EDITORIAL
Another Bad Initiative in California
The New York Times
August 4, 2003

A misguided proposition to bar the state government from classifying people by race will now appear on the Oct. 7 ballot in California, complicating an already chaotic election that will also decide whether Gov. Gray Davis will be recalled from office. We hope the voters take the time to focus on this side issue and reject the proposition.

Supporters of the measure call it a step toward a "colorblind society." But the initiative, a brainchild of Ward Connerly, a University of California regent who also led the campaign to ban affirmative action in the state, is the opposite of what it appears. It would, among other things, complicate enforcement of antidiscrimination legislation as well as state programs aimed at improving health care and education for minorities.

The Classification by Race, Ethnicity, Color or National Origin Initiative, as it is formally known, would prevent state entities and other public operations from sorting people by race. That could make it harder to break down test scores by race and thus measure the relative educational performances of whites, blacks and other groups.

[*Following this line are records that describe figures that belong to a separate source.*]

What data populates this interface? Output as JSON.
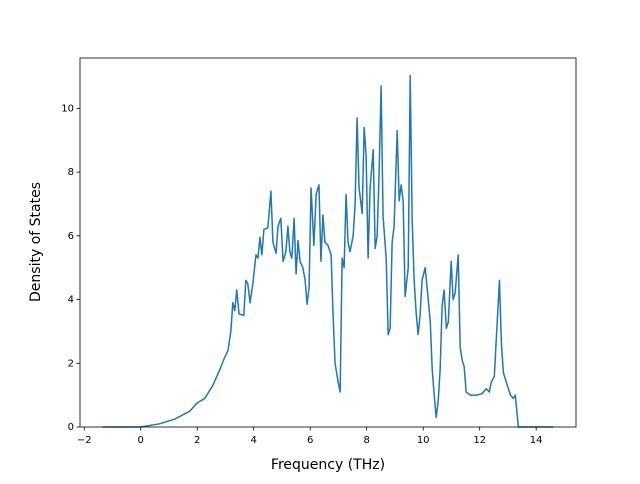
{
  "chart_data": {
    "type": "line",
    "xlabel": "Frequency (THz)",
    "ylabel": "Density of States",
    "color": "#1f77b4",
    "x": [
      -1.35,
      0,
      0.67,
      1.21,
      1.74,
      1.99,
      2.27,
      2.55,
      2.8,
      2.98,
      3.09,
      3.19,
      3.26,
      3.33,
      3.4,
      3.48,
      3.65,
      3.72,
      3.79,
      3.87,
      3.97,
      4.08,
      4.15,
      4.22,
      4.29,
      4.36,
      4.5,
      4.61,
      4.68,
      4.79,
      4.86,
      4.96,
      5.04,
      5.14,
      5.21,
      5.28,
      5.35,
      5.43,
      5.5,
      5.57,
      5.64,
      5.74,
      5.82,
      5.89,
      5.96,
      6.03,
      6.13,
      6.21,
      6.31,
      6.38,
      6.45,
      6.52,
      6.63,
      6.74,
      6.81,
      6.88,
      6.99,
      7.06,
      7.13,
      7.2,
      7.27,
      7.34,
      7.41,
      7.52,
      7.59,
      7.66,
      7.73,
      7.84,
      7.91,
      7.98,
      8.05,
      8.12,
      8.23,
      8.3,
      8.37,
      8.44,
      8.51,
      8.58,
      8.69,
      8.76,
      8.83,
      8.9,
      8.97,
      9.08,
      9.15,
      9.22,
      9.29,
      9.36,
      9.47,
      9.54,
      9.61,
      9.68,
      9.75,
      9.82,
      9.89,
      9.96,
      10.07,
      10.18,
      10.25,
      10.32,
      10.39,
      10.46,
      10.53,
      10.6,
      10.67,
      10.74,
      10.82,
      10.89,
      10.99,
      11.06,
      11.13,
      11.24,
      11.31,
      11.38,
      11.45,
      11.52,
      11.67,
      11.88,
      12.09,
      12.23,
      12.34,
      12.41,
      12.52,
      12.59,
      12.7,
      12.77,
      12.84,
      12.98,
      13.09,
      13.19,
      13.26,
      13.37,
      14.61
    ],
    "values": [
      0,
      0,
      0.1,
      0.25,
      0.5,
      0.75,
      0.9,
      1.3,
      1.8,
      2.2,
      2.4,
      3.0,
      3.9,
      3.65,
      4.3,
      3.55,
      3.5,
      4.6,
      4.5,
      3.9,
      4.5,
      5.4,
      5.3,
      5.95,
      5.4,
      6.2,
      6.25,
      7.4,
      5.8,
      5.45,
      6.3,
      6.55,
      5.2,
      5.5,
      6.3,
      5.5,
      5.3,
      6.55,
      4.8,
      5.85,
      5.2,
      5.0,
      4.6,
      3.85,
      4.4,
      7.5,
      5.7,
      7.3,
      7.6,
      5.2,
      6.65,
      5.8,
      5.7,
      5.4,
      3.5,
      2.0,
      1.4,
      1.1,
      5.3,
      5.0,
      7.3,
      5.8,
      5.5,
      6.0,
      7.0,
      9.7,
      7.5,
      6.7,
      9.4,
      8.5,
      5.3,
      7.5,
      8.7,
      5.6,
      6.0,
      8.0,
      10.7,
      6.6,
      5.3,
      2.9,
      3.1,
      5.8,
      6.3,
      9.3,
      7.1,
      7.6,
      7.1,
      4.1,
      5.0,
      11.03,
      6.5,
      4.6,
      3.6,
      2.9,
      3.5,
      4.6,
      5.0,
      4.0,
      3.3,
      1.8,
      1.0,
      0.3,
      0.8,
      1.8,
      3.8,
      4.3,
      3.1,
      3.3,
      5.2,
      4.0,
      4.2,
      5.4,
      2.5,
      2.1,
      1.9,
      1.1,
      1.0,
      1.0,
      1.05,
      1.2,
      1.1,
      1.4,
      1.6,
      2.8,
      4.6,
      2.6,
      1.7,
      1.3,
      1.0,
      0.9,
      1.0,
      0,
      0
    ],
    "xlim": [
      -2.15,
      15.41
    ],
    "ylim": [
      0,
      11.58
    ],
    "xticks": [
      {
        "value": -2,
        "label": "−2"
      },
      0,
      2,
      4,
      6,
      8,
      10,
      12,
      14
    ],
    "yticks": [
      0,
      2,
      4,
      6,
      8,
      10
    ]
  }
}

The initiative contains exemptions allowing for the racial identification of "medical research subjects" and criminal suspects. These exemptions are too narrow. Critics fear that public health databases would not be able to collect statistics needed to tailor programs to communities with unusual problems, such as exposure to toxic materials. Similarly, even though the law enforcement exemption would allow police to identify individual suspects by race, data could not be accumulated in sufficient quantities to, say, identify a pattern of racial profiling. Nor could the state track patterns of racially motivated hate crimes, though it would still be able to do so for crimes based on gender and sexual orientation.

Early polls suggest that more than half the public supports the initiative — not surprising since almost everyone likes the idea of a colorblind society. California is cursed by initiatives that sound wonderful but turn out to have terrible consequences in the real world. Most of these Trojan horses fail once people get a better idea of what's involved. It's up to opponents to educate the public in the short time remaining before the election.